On Saturday, Hasnen had invited his three sisters and their children home for dinner. While no specific occasion was cited, he insisted that everybody joins him at his house. “Subiya, who stays in Koparkhairne, initially refused to join them since her daughter, Arsiya (5 months), was unwell. But he went to her house and picked her up and would not take a ‘no’ for an answer,” said a relative of the family.

It is suspected that Hasnen, an accountant, had laced their food with a sedative and slashed their necks after they went to bed, all of them having decided to spend the night at the house.

Incidentally, all of them retired to different rooms with Hasnen and his family going to sleep upstairs, the parents in the hall area and the sisters in another bedroom on the ground floor. Preliminary investigation by the Thane police suggests that Hasnen had procured a butcher’s cleaver used for sacrificing animals during festivals and killed his wife and children first. He then came downstairs and killed his parents before proceeding to kill his sisters and their children.

What has baffled the police is the apparent lack of motive as Hasnen was known to be a quiet and unassuming person with no known mental ailment. One of the theories doing the rounds is the possibility of the massacre being a ritual slaying which possibly had something to do with the accountant’s skewed understanding of the concept of ‘qurbani.’ Hasnen worked with a private company in Mumbai and had no known financial troubles or disputes.

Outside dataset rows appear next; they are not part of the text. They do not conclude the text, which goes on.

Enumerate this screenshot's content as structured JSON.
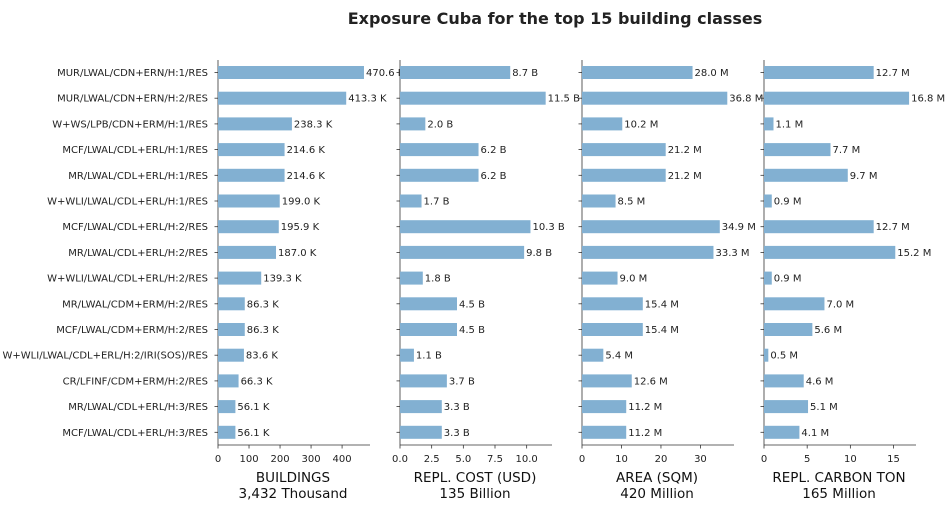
{
  "title": "Exposure Cuba for the top 15 building classes",
  "chart_data": {
    "type": "bar",
    "orientation": "horizontal",
    "title": "Exposure Cuba for the top 15 building classes",
    "bar_color": "#82b0d2",
    "categories": [
      "MUR/LWAL/CDN+ERN/H:1/RES",
      "MUR/LWAL/CDN+ERN/H:2/RES",
      "W+WS/LPB/CDN+ERM/H:1/RES",
      "MCF/LWAL/CDL+ERL/H:1/RES",
      "MR/LWAL/CDL+ERL/H:1/RES",
      "W+WLI/LWAL/CDL+ERL/H:1/RES",
      "MCF/LWAL/CDL+ERL/H:2/RES",
      "MR/LWAL/CDL+ERL/H:2/RES",
      "W+WLI/LWAL/CDL+ERL/H:2/RES",
      "MR/LWAL/CDM+ERM/H:2/RES",
      "MCF/LWAL/CDM+ERM/H:2/RES",
      "W+WLI/LWAL/CDL+ERL/H:2/IRI(SOS)/RES",
      "CR/LFINF/CDM+ERM/H:2/RES",
      "MR/LWAL/CDL+ERL/H:3/RES",
      "MCF/LWAL/CDL+ERL/H:3/RES"
    ],
    "panels": [
      {
        "xlabel": "BUILDINGS",
        "total": "3,432 Thousand",
        "xlim": [
          0,
          490
        ],
        "ticks": [
          0,
          100,
          200,
          300,
          400
        ],
        "tick_labels": [
          "0",
          "100",
          "200",
          "300",
          "400"
        ],
        "values": [
          470.6,
          413.3,
          238.3,
          214.6,
          214.6,
          199.0,
          195.9,
          187.0,
          139.3,
          86.3,
          86.3,
          83.6,
          66.3,
          56.1,
          56.1
        ],
        "labels": [
          "470.6 K",
          "413.3 K",
          "238.3 K",
          "214.6 K",
          "214.6 K",
          "199.0 K",
          "195.9 K",
          "187.0 K",
          "139.3 K",
          "86.3 K",
          "86.3 K",
          "83.6 K",
          "66.3 K",
          "56.1 K",
          "56.1 K"
        ]
      },
      {
        "xlabel": "REPL. COST (USD)",
        "total": "135 Billion",
        "xlim": [
          0,
          12
        ],
        "ticks": [
          0,
          2.5,
          5,
          7.5,
          10
        ],
        "tick_labels": [
          "0.0",
          "2.5",
          "5.0",
          "7.5",
          "10.0"
        ],
        "values": [
          8.7,
          11.5,
          2.0,
          6.2,
          6.2,
          1.7,
          10.3,
          9.8,
          1.8,
          4.5,
          4.5,
          1.1,
          3.7,
          3.3,
          3.3
        ],
        "labels": [
          "8.7 B",
          "11.5 B",
          "2.0 B",
          "6.2 B",
          "6.2 B",
          "1.7 B",
          "10.3 B",
          "9.8 B",
          "1.8 B",
          "4.5 B",
          "4.5 B",
          "1.1 B",
          "3.7 B",
          "3.3 B",
          "3.3 B"
        ]
      },
      {
        "xlabel": "AREA (SQM)",
        "total": "420 Million",
        "xlim": [
          0,
          38.5
        ],
        "ticks": [
          0,
          10,
          20,
          30
        ],
        "tick_labels": [
          "0",
          "10",
          "20",
          "30"
        ],
        "values": [
          28.0,
          36.8,
          10.2,
          21.2,
          21.2,
          8.5,
          34.9,
          33.3,
          9.0,
          15.4,
          15.4,
          5.4,
          12.6,
          11.2,
          11.2
        ],
        "labels": [
          "28.0 M",
          "36.8 M",
          "10.2 M",
          "21.2 M",
          "21.2 M",
          "8.5 M",
          "34.9 M",
          "33.3 M",
          "9.0 M",
          "15.4 M",
          "15.4 M",
          "5.4 M",
          "12.6 M",
          "11.2 M",
          "11.2 M"
        ]
      },
      {
        "xlabel": "REPL. CARBON TON",
        "total": "165 Million",
        "xlim": [
          0,
          17.6
        ],
        "ticks": [
          0,
          5,
          10,
          15
        ],
        "tick_labels": [
          "0",
          "5",
          "10",
          "15"
        ],
        "values": [
          12.7,
          16.8,
          1.1,
          7.7,
          9.7,
          0.9,
          12.7,
          15.2,
          0.9,
          7.0,
          5.6,
          0.5,
          4.6,
          5.1,
          4.1
        ],
        "labels": [
          "12.7 M",
          "16.8 M",
          "1.1 M",
          "7.7 M",
          "9.7 M",
          "0.9 M",
          "12.7 M",
          "15.2 M",
          "0.9 M",
          "7.0 M",
          "5.6 M",
          "0.5 M",
          "4.6 M",
          "5.1 M",
          "4.1 M"
        ]
      }
    ]
  }
}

Hasnen stayed with his wife Jabin (28), two kids — Mubashira (6) and Humaira (3 months) — in a two storey house in Kasarvadavli villa off Ghodbunder Road.  His parents — Anwar Warekar (55) and Asagadi (50) and an unmarried sister Batul Warekar (30) — also stayed with him. Three sisters — Subiya Bharmal (22), Maria Fakhi (28) and Sabeena Khan (35) — were married and stayed elsewhere in the city.

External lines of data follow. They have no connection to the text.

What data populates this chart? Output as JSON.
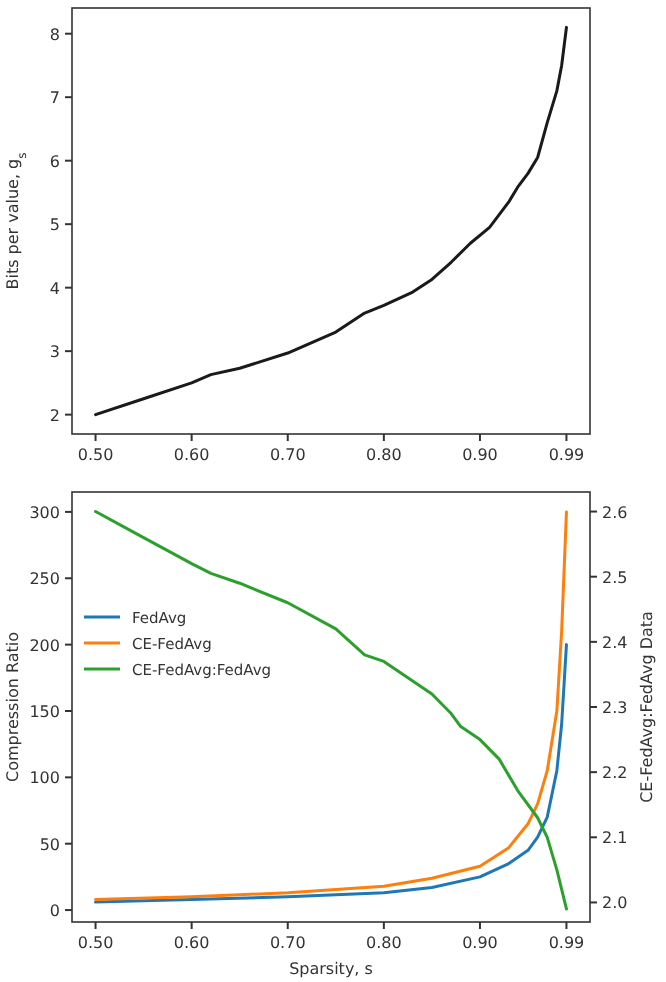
{
  "chart_data": [
    {
      "type": "line",
      "ylabel": "Bits per value, g$_{s}$",
      "xlim": [
        0.4755,
        1.0145
      ],
      "xticks": [
        {
          "value": 0.5,
          "label": "0.50"
        },
        {
          "value": 0.6,
          "label": "0.60"
        },
        {
          "value": 0.7,
          "label": "0.70"
        },
        {
          "value": 0.8,
          "label": "0.80"
        },
        {
          "value": 0.9,
          "label": "0.90"
        },
        {
          "value": 0.99,
          "label": "0.99"
        }
      ],
      "ylim": [
        1.695,
        8.405
      ],
      "yticks": [
        2,
        3,
        4,
        5,
        6,
        7,
        8
      ],
      "grid": false,
      "legend": false,
      "marker": "none",
      "line_style": "solid",
      "series": [
        {
          "color": "#1a1a1a",
          "x": [
            0.5,
            0.55,
            0.6,
            0.62,
            0.65,
            0.7,
            0.75,
            0.78,
            0.8,
            0.83,
            0.85,
            0.87,
            0.89,
            0.91,
            0.93,
            0.94,
            0.95,
            0.96,
            0.97,
            0.98,
            0.985,
            0.99
          ],
          "values": [
            2.0,
            2.25,
            2.5,
            2.63,
            2.73,
            2.97,
            3.3,
            3.6,
            3.72,
            3.93,
            4.13,
            4.4,
            4.7,
            4.95,
            5.35,
            5.6,
            5.8,
            6.05,
            6.6,
            7.1,
            7.5,
            8.1
          ]
        }
      ]
    },
    {
      "type": "line",
      "xlabel": "Sparsity, s",
      "ylabel": "Compression Ratio",
      "y2label": "CE-FedAvg:FedAvg Data",
      "xlim": [
        0.4755,
        1.0145
      ],
      "xticks": [
        {
          "value": 0.5,
          "label": "0.50"
        },
        {
          "value": 0.6,
          "label": "0.60"
        },
        {
          "value": 0.7,
          "label": "0.70"
        },
        {
          "value": 0.8,
          "label": "0.80"
        },
        {
          "value": 0.9,
          "label": "0.90"
        },
        {
          "value": 0.99,
          "label": "0.99"
        }
      ],
      "ylim": [
        -9,
        315
      ],
      "yticks": [
        0,
        50,
        100,
        150,
        200,
        250,
        300
      ],
      "y2lim": [
        1.97,
        2.63
      ],
      "y2ticks": [
        {
          "value": 2.0,
          "label": "2.0"
        },
        {
          "value": 2.1,
          "label": "2.1"
        },
        {
          "value": 2.2,
          "label": "2.2"
        },
        {
          "value": 2.3,
          "label": "2.3"
        },
        {
          "value": 2.4,
          "label": "2.4"
        },
        {
          "value": 2.5,
          "label": "2.5"
        },
        {
          "value": 2.6,
          "label": "2.6"
        }
      ],
      "grid": false,
      "legend": "left",
      "marker": "none",
      "line_style": "solid",
      "series": [
        {
          "name": "FedAvg",
          "color": "#1f77b4",
          "x": [
            0.5,
            0.6,
            0.7,
            0.8,
            0.85,
            0.9,
            0.93,
            0.95,
            0.96,
            0.97,
            0.98,
            0.985,
            0.99
          ],
          "values": [
            6,
            8,
            10,
            13,
            17,
            25,
            35,
            45,
            55,
            70,
            105,
            140,
            200
          ]
        },
        {
          "name": "CE-FedAvg",
          "color": "#ff7f0e",
          "x": [
            0.5,
            0.6,
            0.7,
            0.8,
            0.85,
            0.9,
            0.93,
            0.95,
            0.96,
            0.97,
            0.98,
            0.985,
            0.99
          ],
          "values": [
            8,
            10,
            13,
            18,
            24,
            33,
            47,
            65,
            80,
            105,
            150,
            210,
            300
          ]
        },
        {
          "name": "CE-FedAvg:FedAvg",
          "color": "#2ca02c",
          "axis": "y2",
          "x": [
            0.5,
            0.55,
            0.6,
            0.62,
            0.65,
            0.7,
            0.75,
            0.78,
            0.8,
            0.83,
            0.85,
            0.87,
            0.88,
            0.9,
            0.92,
            0.94,
            0.96,
            0.97,
            0.98,
            0.99
          ],
          "values": [
            2.6,
            2.56,
            2.52,
            2.505,
            2.49,
            2.46,
            2.42,
            2.38,
            2.37,
            2.34,
            2.32,
            2.29,
            2.27,
            2.25,
            2.22,
            2.17,
            2.13,
            2.1,
            2.05,
            1.99
          ]
        }
      ]
    }
  ]
}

At around 2.30 am, a neighbour heard the sound of a vessel being struck on a window. When she checked it out, she heard a faint scream; the alert neighbour roused others in the cluster who rescued Subiya after breaking open a window grill.

“Subiya was standing at the window sill on the ground floor: her clothes were soaked in blood and she was screaming for help. When we tried to open the front door, she warned us that her brother Hasnen was out there with a knife and he had killed everybody in the house; also, that he was trying to kill her too. She asked us to break open the window grill and get her out,” said one of the rescuers giving a graphic account.

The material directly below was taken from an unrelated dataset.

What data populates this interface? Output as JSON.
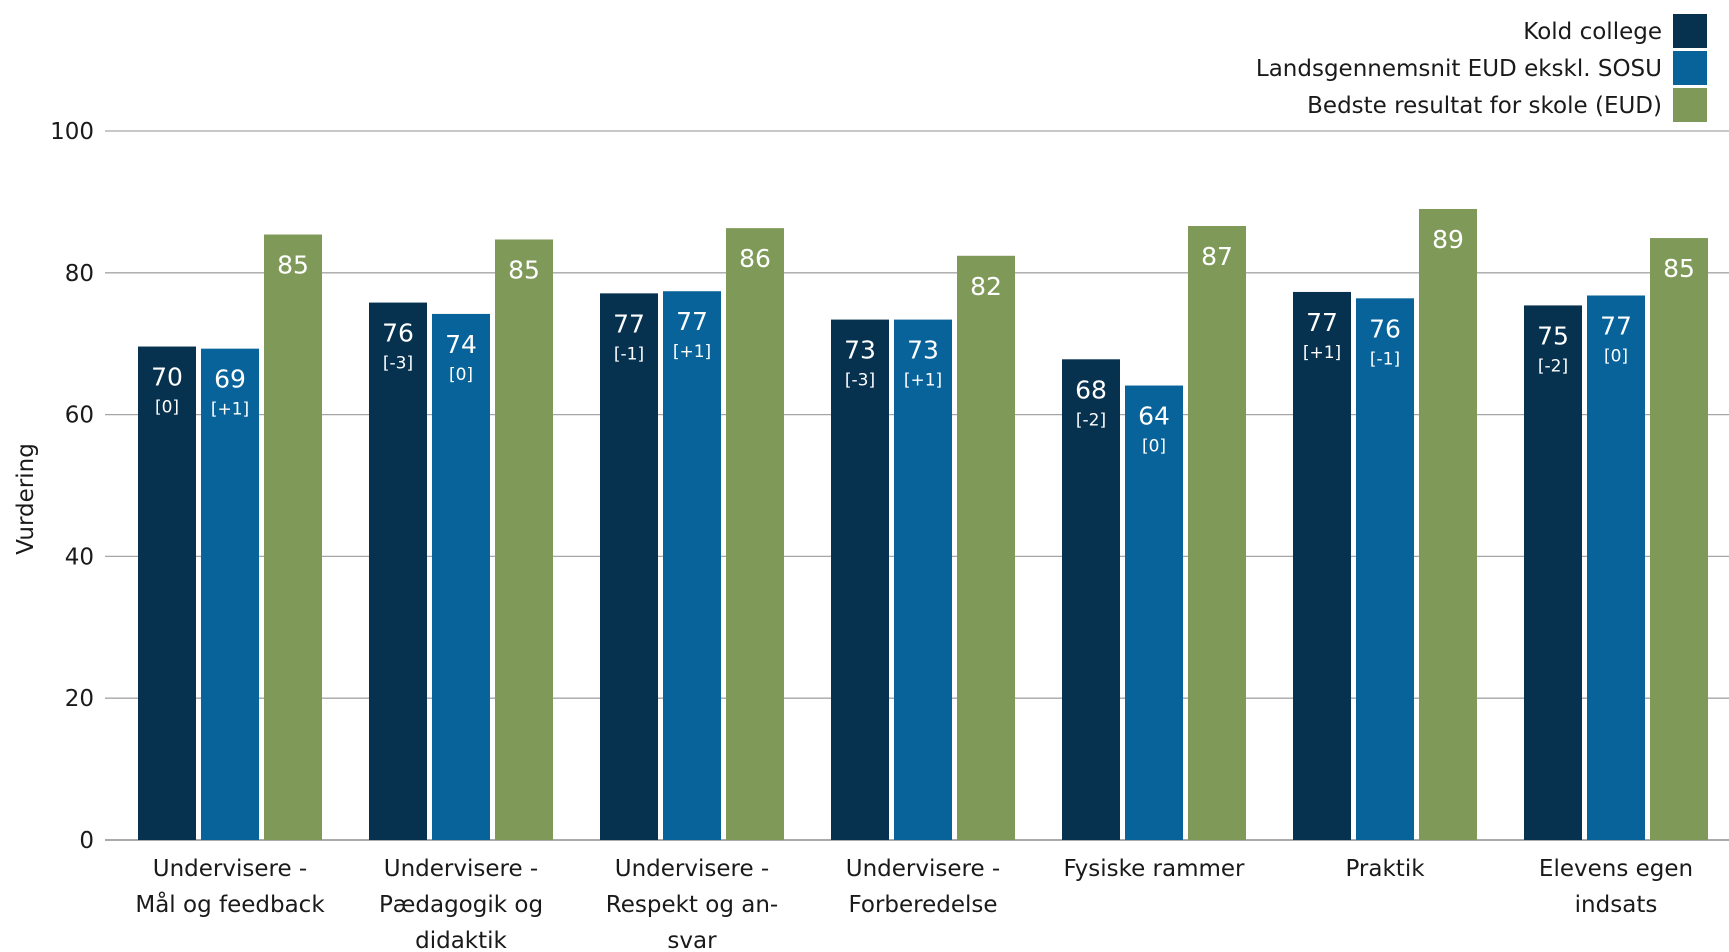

Sources claim that after Hasnen slit Subiya’s throat, he killed her five-month-old daughter in front of her. She also saw her one of her sisters and their children’s throat being slit. “She did not succumb to her injuries like the others and pretended to be dead; after he left the room, she dragged herself to the bedroom and managed to lock it from the inside. She then started hurling vessels on the window to wake up the neighbours,” said a relative.

Some of the neighbours, who tried getting into the house through another window, claim that they saw Hasnen allegedly roaming around the house with a knife. “He was alive when we got Subiya out. But five minutes later, when we tried to enter through the kitchen window, we saw him hanging from the ceiling fan with the bloodied knife in his hand,” said Farzan, a childhood friend of Hasnen. The police were alerted and they broke open the front door.

“There was blood everywhere – splattered on the walls, on the floor, on bed-sheets. It was horrific,” said an officer who first reached the house.